U.S. oil futures fell on Friday and was on track for a fifth straight week of declines, while Brent remained under pressure on a strong dollar and plentiful supplies.
Traders and analysts said higher inventory at Cushing, Oklahoma, pushed the markets lower Friday after stocks in the delivery point for the U.S. oil contract fell to six-year lows earlier this month.
Last week, crude stocks at the Cushing delivery hub rose by 1.8 million barrels to 20.2 million barrels, the first time stocks there topped 20 million in a month, data from the Energy Information Administration showed on Wednesday.
The oil market appeared to rally for a short period before falling back, after Federal Reserve Chair Janet Yellen said the Fed needed to exercise caution when considering a rise in interest rates. Her remarks were made at the Kansas City Federal Reserve Bank's Jackson Hole, Wyoming conference.

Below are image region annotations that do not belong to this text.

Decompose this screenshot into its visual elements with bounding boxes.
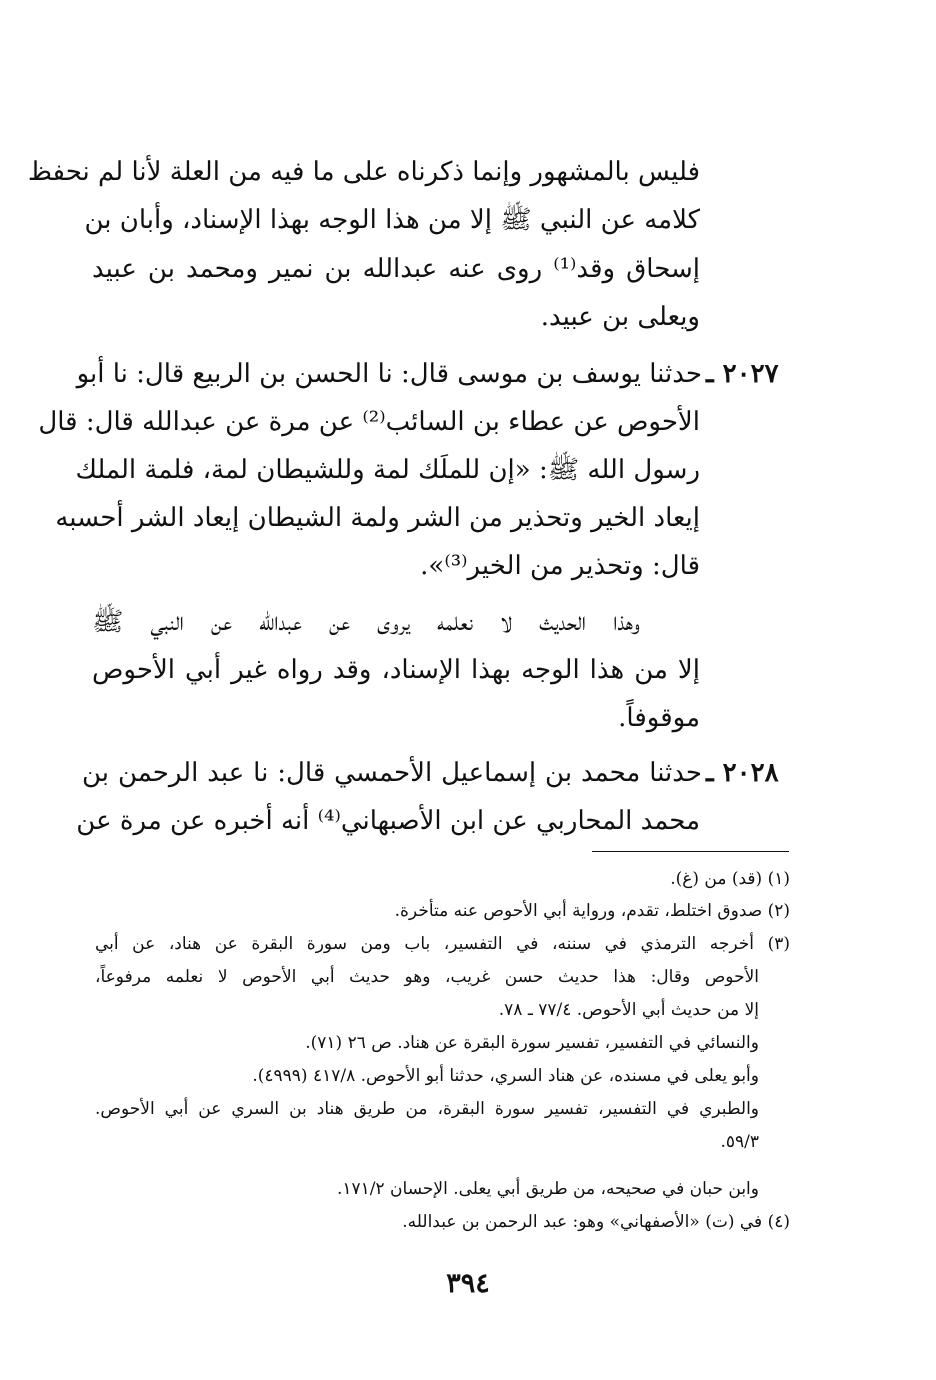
body-line: فليس بالمشهور وإنما ذكرناه على ما فيه من العلة لأنا لم نحفظ	[27, 157, 700, 187]
body-line: حدثنا محمد بن إسماعيل الأحمسي قال: نا عبد الرحمن بن	[82, 758, 702, 788]
footnote-line: والنسائي في التفسير، تفسير سورة البقرة عن هناد. ص ٢٦ (٧١).	[305, 1033, 759, 1053]
footnote-line: (١) (قد) من (غ).	[670, 869, 790, 889]
body-line: كلامه عن النبي ﷺ إلا من هذا الوجه بهذا الإسناد، وأبان بن	[84, 205, 700, 235]
body-line: إيعاد الخير وتحذير من الشر ولمة الشيطان إيعاد الشر أحسبه	[55, 503, 700, 533]
footnote-line: والطبري في التفسير، تفسير سورة البقرة، من طريق هناد بن السري عن أبي الأحوص.	[95, 1099, 759, 1119]
footnote-line: وابن حبان في صحيحه، من طريق أبي يعلى. الإحسان ١٧١/٢.	[336, 1179, 759, 1199]
footnote-separator	[592, 851, 789, 852]
body-line: محمد المحاربي عن ابن الأصبهاني⁽⁴⁾ أنه أخبره عن مرة عن	[76, 806, 700, 836]
page-number: ٣٩٤	[446, 1268, 490, 1299]
hadith-number: ٢٠٢٨ ـ	[706, 758, 779, 788]
body-line: قال: وتحذير من الخير⁽³⁾».	[420, 551, 700, 581]
footnote-line: (٣) أخرجه الترمذي في سننه، في التفسير، باب ومن سورة البقرة عن هناد، عن أبي	[95, 934, 790, 954]
footnote-line: الأحوص وقال: هذا حديث حسن غريب، وهو حديث أبي الأحوص لا نعلمه مرفوعاً،	[95, 967, 759, 987]
footnote-line: ٥٩/٣.	[720, 1132, 759, 1152]
hadith-number: ٢٠٢٧ ـ	[706, 359, 779, 389]
body-line: ويعلى بن عبيد.	[540, 302, 700, 332]
body-line: حدثنا يوسف بن موسى قال: نا الحسن بن الربيع قال: نا أبو	[76, 359, 702, 389]
footnote-line: (٢) صدوق اختلط، تقدم، ورواية أبي الأحوص عنه متأخرة.	[394, 901, 790, 921]
body-line: رسول الله ﷺ: «إن للملَك لمة وللشيطان لمة، فلمة الملك	[75, 455, 700, 485]
footnote-line: إلا من حديث أبي الأحوص. ٧٧/٤ ـ ٧٨.	[498, 1000, 759, 1020]
body-line: موقوفاً.	[618, 703, 700, 733]
body-line: إسحاق وقد⁽¹⁾ روى عنه عبدالله بن نمير ومحمد بن عبيد	[92, 254, 701, 284]
footnote-line: (٤) في (ت) «الأصفهاني» وهو: عبد الرحمن بن عبدالله.	[402, 1212, 790, 1232]
footnote-line: وأبو يعلى في مسنده، عن هناد السري، حدثنا أبو الأحوص. ٤١٧/٨ (٤٩٩٩).	[252, 1066, 759, 1086]
body-line: الأحوص عن عطاء بن السائب⁽²⁾ عن مرة عن عبدالله قال: قال	[38, 407, 700, 437]
body-line: إلا من هذا الوجه بهذا الإسناد، وقد رواه غير أبي الأحوص	[92, 655, 700, 685]
body-line: وهذا الحديث لا نعلمه يروى عن عبدالله عن النبي ﷺ	[92, 607, 640, 637]
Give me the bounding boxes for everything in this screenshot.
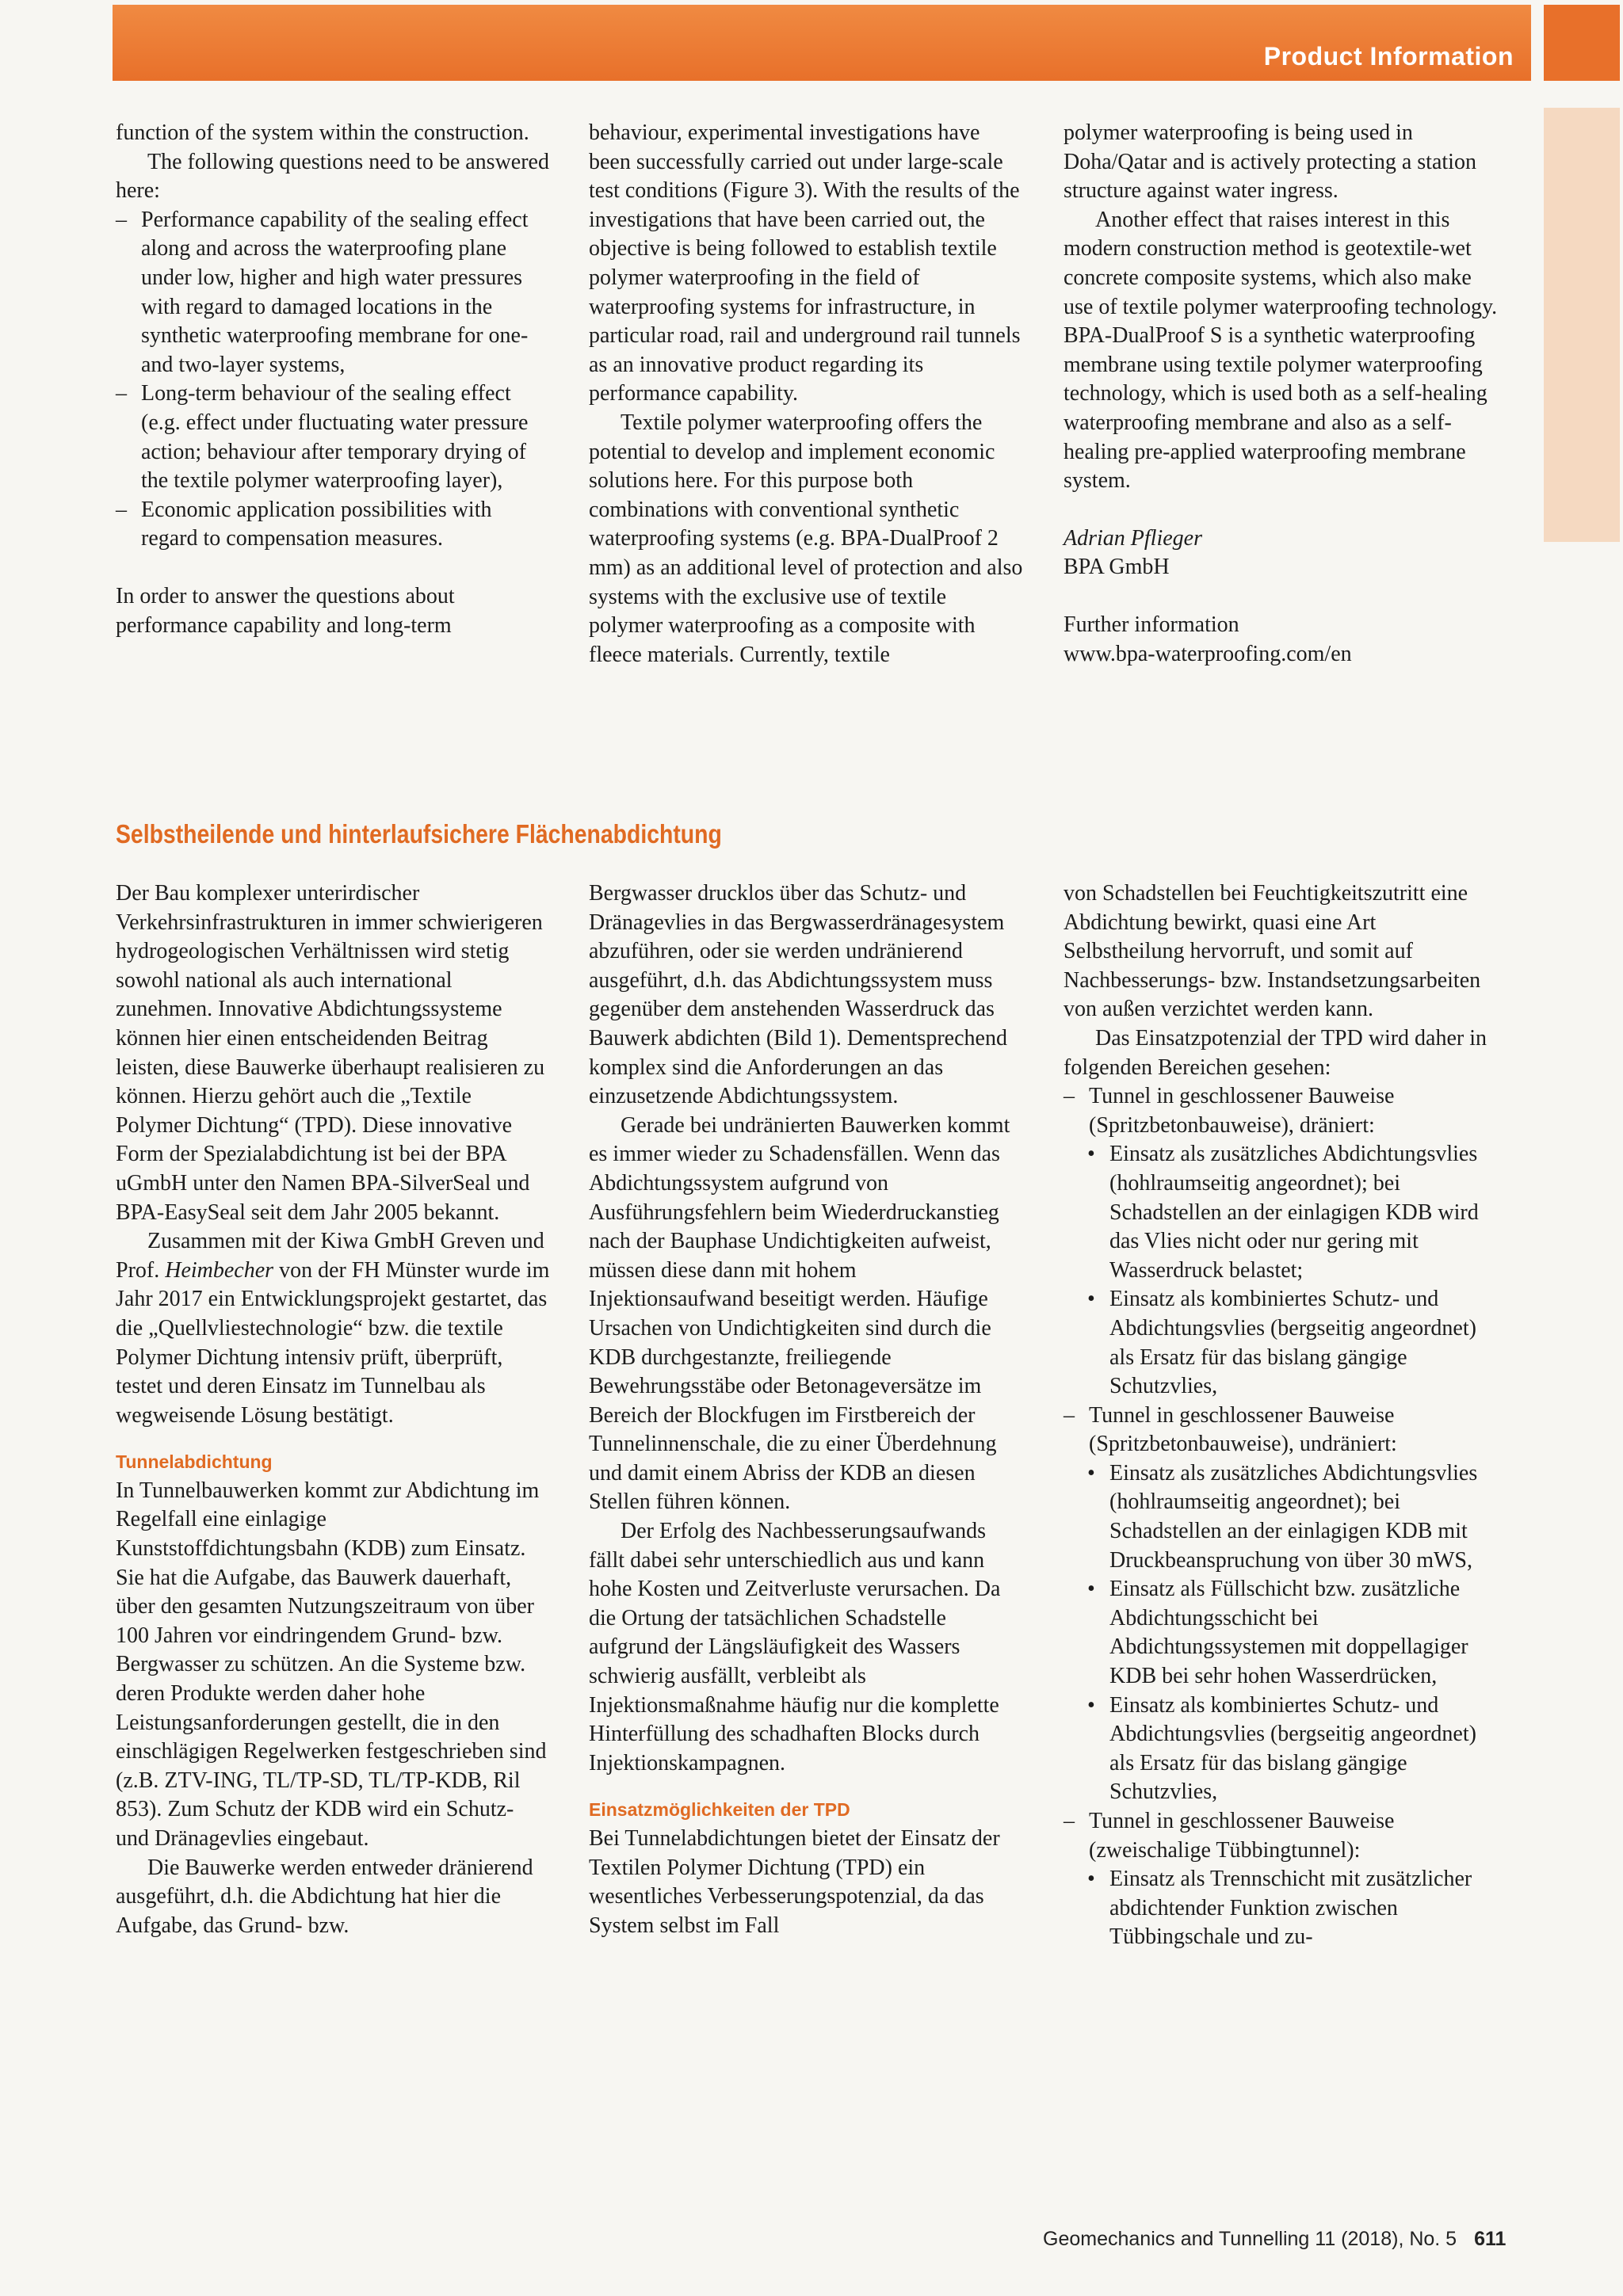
- sub-list-item: • Einsatz als zusätzliches Abdichtungsvlies (hohlraumseitig angeordnet); bei Schadstellen an der einlagigen KDB mit Druckbeanspruchung von über 30 mWS,: [1064, 1459, 1498, 1575]
- article1-column-2: [589, 119, 1023, 669]
- paragraph: Another effect that raises interest in this modern construction method is geotextile-wet concrete composite systems, which also make use of textile polymer waterproofing technology. BPA-DualProof S is a synthetic waterproofing membrane using textile polymer waterproofing technology, which is used both as a self-healing waterproofing membrane and also as a self-healing pre-applied waterproofing membrane system.: [1064, 207, 1498, 494]
- paragraph: Das Einsatzpotenzial der TPD wird daher in folgenden Bereichen gesehen:: [1064, 1025, 1487, 1080]
- list-item: – Tunnel in geschlossener Bauweise (Spritzbetonbauweise), undräniert:: [1064, 1402, 1498, 1459]
- further-info-url: www.bpa-waterproofing.com/en: [1064, 641, 1352, 666]
- article2-column-3: [1064, 879, 1498, 1952]
- page-number: 611: [1474, 2228, 1507, 2250]
- paragraph: Bergwasser drucklos über das Schutz- und Dränagevlies in das Bergwasserdränagesystem abzuführen, oder sie werden undränierend ausgeführt, d.h. das Abdichtungssystem muss gegenüber dem anstehenden Wasserdruck das Bauwerk abdichten (Bild 1). Dementsprechend komplex sind die Anforderungen an das einzusetzende Abdichtungssystem.: [589, 881, 1007, 1109]
- section-title: Selbstheilende und hinterlaufsichere Flächenabdichtung: [116, 819, 722, 849]
- paragraph: Zusammen mit der Kiwa GmbH Greven und Prof. Heimbecher von der FH Münster wurde im Jahr 2017 ein Entwicklungsprojekt gestartet, das die „Quellvliestechnologie“ bzw. die textile Polymer Dichtung intensiv prüft, überprüft, testet und deren Einsatz im Tunnelbau als wegweisende Lösung bestätigt.: [116, 1229, 550, 1428]
- side-tab-marker: [1544, 5, 1620, 81]
- page-footer: [1043, 2228, 1506, 2251]
- journal-reference: Geomechanics and Tunnelling 11 (2018), No. 5: [1043, 2228, 1457, 2250]
- paragraph: In Tunnelbauwerken kommt zur Abdichtung im Regelfall eine einlagige Kunststoffdichtungsbahn (KDB) zum Einsatz. Sie hat die Aufgabe, das Bauwerk dauerhaft, über den gesamten Nutzungszeitraum von über 100 Jahren vor eindringendem Grund- bzw. Bergwasser zu schützen. An die Systeme bzw. deren Produkte werden daher hohe Leistungsanforderungen gestellt, die in den einschlägigen Regelwerken festgeschrieben sind (z.B. ZTV-ING, TL/TP-SD, TL/TP-KDB, Ril 853). Zum Schutz der KDB wird ein Schutz- und Dränagevlies eingebaut.: [116, 1478, 547, 1851]
- professor-name: Heimbecher: [165, 1257, 274, 1283]
- banner-title: Product Information: [1263, 42, 1514, 71]
- article2-column-2: [589, 879, 1023, 1940]
- sub-list-item: • Einsatz als zusätzliches Abdichtungsvlies (hohlraumseitig angeordnet); bei Schadstellen an der einlagigen KDB wird das Vlies nicht oder nur gering mit Wasserdruck belastet;: [1064, 1140, 1498, 1285]
- list-item: – Tunnel in geschlossener Bauweise (zweischalige Tübbingtunnel):: [1064, 1807, 1498, 1865]
- sub-list-item: • Einsatz als kombiniertes Schutz- und Abdichtungsvlies (bergseitig angeordnet) als Ersatz für das bislang gängige Schutzvlies,: [1064, 1691, 1498, 1807]
- author-company: BPA GmbH: [1064, 555, 1170, 580]
- paragraph: polymer waterproofing is being used in Doha/Qatar and is actively protecting a station structure against water ingress.: [1064, 120, 1476, 204]
- article1-column-1: [116, 119, 550, 640]
- side-tab-shade: [1544, 108, 1620, 542]
- further-info-label: Further information: [1064, 612, 1239, 637]
- paragraph: Der Bau komplexer unterirdischer Verkehrsinfrastrukturen in immer schwierigeren hydrogeologischen Verhältnissen wird stetig sowohl national als auch international zunehmen. Innovative Abdichtungssysteme können hier einen entscheidenden Beitrag leisten, diese Bauwerke überhaupt realisieren zu können. Hierzu gehört auch die „Textile Polymer Dichtung“ (TPD). Diese innovative Form der Spezialabdichtung ist bei der BPA uGmbH unter den Namen BPA-SilverSeal und BPA-EasySeal seit dem Jahr 2005 bekannt.: [116, 881, 545, 1225]
- list-item: – Long-term behaviour of the sealing effect (e.g. effect under fluctuating water pressure action; behaviour after temporary drying of the textile polymer waterproofing layer),: [116, 379, 550, 495]
- article1-column-3: [1064, 119, 1498, 669]
- subheading: Tunnelabdichtung: [116, 1451, 273, 1473]
- paragraph: Bei Tunnelabdichtungen bietet der Einsatz der Textilen Polymer Dichtung (TPD) ein wesentliches Verbesserungspotenzial, da das System selbst im Fall: [589, 1826, 1000, 1938]
- sub-list-item: • Einsatz als Füllschicht bzw. zusätzliche Abdichtungsschicht bei Abdichtungssystemen mit doppellagiger KDB bei sehr hohen Wasserdrücken,: [1064, 1575, 1498, 1691]
- paragraph: function of the system within the construction.: [116, 120, 529, 145]
- author-name: Adrian Pflieger: [1064, 525, 1202, 551]
- article2-column-1: [116, 879, 550, 1940]
- paragraph: von Schadstellen bei Feuchtigkeitszutritt eine Abdichtung bewirkt, quasi eine Art Selbstheilung hervorruft, und somit auf Nachbesserungs- bzw. Instandsetzungsarbeiten von außen verzichtet werden kann.: [1064, 881, 1481, 1022]
- list-item: – Tunnel in geschlossener Bauweise (Spritzbetonbauweise), dräniert:: [1064, 1082, 1498, 1140]
- paragraph: Der Erfolg des Nachbesserungsaufwands fällt dabei sehr unterschiedlich aus und kann hohe Kosten und Zeitverluste verursachen. Da die Ortung der tatsächlichen Schadstelle aufgrund der Längsläufigkeit des Wassers schwierig ausfällt, verbleibt als Injektionsmaßnahme häufig nur die komplette Hinterfüllung des schadhaften Blocks durch Injektionskampagnen.: [589, 1519, 1001, 1775]
- list-item: – Economic application possibilities with regard to compensation measures.: [116, 496, 550, 554]
- sub-list-item: • Einsatz als kombiniertes Schutz- und Abdichtungsvlies (bergseitig angeordnet) als Ersatz für das bislang gängige Schutzvlies,: [1064, 1285, 1498, 1401]
- subheading: Einsatzmöglichkeiten der TPD: [589, 1799, 850, 1821]
- paragraph: behaviour, experimental investigations have been successfully carried out under large-scale test conditions (Figure 3). With the results of the investigations that have been carried out, the objective is being followed to establish textile polymer waterproofing in the field of waterproofing systems for infrastructure, in particular road, rail and underground rail tunnels as an innovative product regarding its performance capability.: [589, 120, 1021, 406]
- paragraph: Gerade bei undränierten Bauwerken kommt es immer wieder zu Schadensfällen. Wenn das Abdichtungssystem aufgrund von Ausführungsfehlern beim Wiederdruckanstieg nach der Bauphase Undichtigkeiten aufweist, müssen diese dann mit hohem Injektionsaufwand beseitigt werden. Häufige Ursachen von Undichtigkeiten sind durch die KDB durchgestanzte, freiliegende Bewehrungsstäbe oder Betonageversätze im Bereich der Blockfugen im Firstbereich der Tunnelinnenschale, die zu einer Überdehnung und damit einem Abriss der KDB an diesen Stellen führen können.: [589, 1112, 1010, 1515]
- sub-list-item: • Einsatz als Trennschicht mit zusätzlicher abdichtender Funktion zwischen Tübbingschale und zu-: [1064, 1865, 1498, 1952]
- paragraph: In order to answer the questions about performance capability and long-term: [116, 583, 455, 638]
- paragraph: Textile polymer waterproofing offers the potential to develop and implement economic solutions here. For this purpose both combinations with conventional synthetic waterproofing systems (e.g. BPA-DualProof 2 mm) as an additional level of protection and also systems with the exclusive use of textile polymer waterproofing as a composite with fleece materials. Currently, textile: [589, 410, 1023, 667]
- paragraph: The following questions need to be answered here:: [116, 149, 549, 204]
- paragraph: Die Bauwerke werden entweder dränierend ausgeführt, d.h. die Abdichtung hat hier die Aufgabe, das Grund- bzw.: [116, 1855, 533, 1938]
- header-banner: [113, 5, 1531, 81]
- list-item: – Performance capability of the sealing effect along and across the waterproofing plane under low, higher and high water pressures with regard to damaged locations in the synthetic waterproofing membrane for one- and two-layer systems,: [116, 206, 550, 380]
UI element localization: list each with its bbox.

Today's more modest declines come on the heels of hefty sell-offs earlier this week that drove Brent down to its lowest level since June 2013. An increase in production may also be calming fears overseas. In Libya, oil production continued to increase after the reopening of several eastern ports. Officials have also loaded a second tanker at Es Sider, Libya's largest oil export terminal, after it was shut for a year.
Exports from Iraq remain near record volumes despite an insurgency by Islamic State militants in the north. Crude is also being exported from Iraqi Kurdistan via Turkey in defiance of Baghdad.